After three years, investigators from the UCSF Center for Intelligent Imaging (ci2) are very excited to announce that their work on Representational Gradient Boosting (RGB) has just been published! The team includes Gilmer Valdes, PhD, assistant professor at both UCSF Radiation Oncology and UCSF Epidemiology and Biostatisics; Stathis Gennatas, MBBS, PhD, assistant professor at UCSF Epidemiology & Biostatistics; Fei Jiang, PhD, MS, assistant professor at UCSF Epidemiology & Biostatistics and Jerome Friedman, Stanford University professor emeritus and one of the world's leading researchers in statistics and data mining.
Presently, artificial neural networks are the predominant class of algorithms in this area, known as representational learning. The team introduces RGB which is a nonparametric algorithm that estimates functions with multi-layer architectures obtained using backpropagation in the space of functions. Read more in IEEE Transactions on Pattern Analysis and Machine Intelligence (TPAMI), a flagship journal published by the IEEE Computer Society leading the field of artificial intelligence.

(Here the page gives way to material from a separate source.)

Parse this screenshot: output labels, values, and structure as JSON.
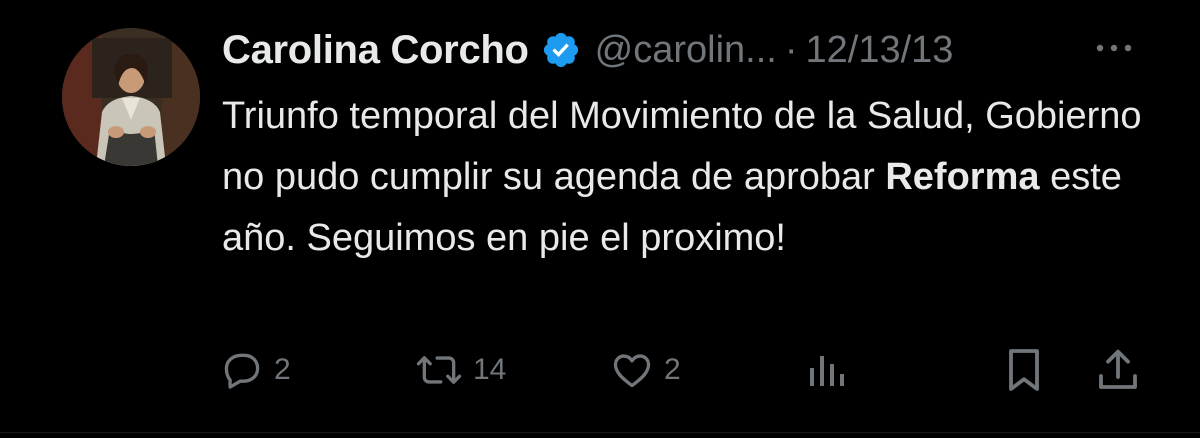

Why RGB? "Medical datasets are normally multimodal in nature (i.e., images e.g., CT, MRI and tabular data e.g., comorbidities and lab values). Usually, it is the case that the best function to analyze each modality is different (e.g CNN for images and Gradient Boosting for Lab values)," says Dr. Valdes. "RBG establishes the theory to train these functions at the same time. As such, it enables investigators to integrate complex medical data into the same optimization regime to enable precision medicine."
Great work by this collaborative, multidisciplinary team. We look forward to seeing what's next!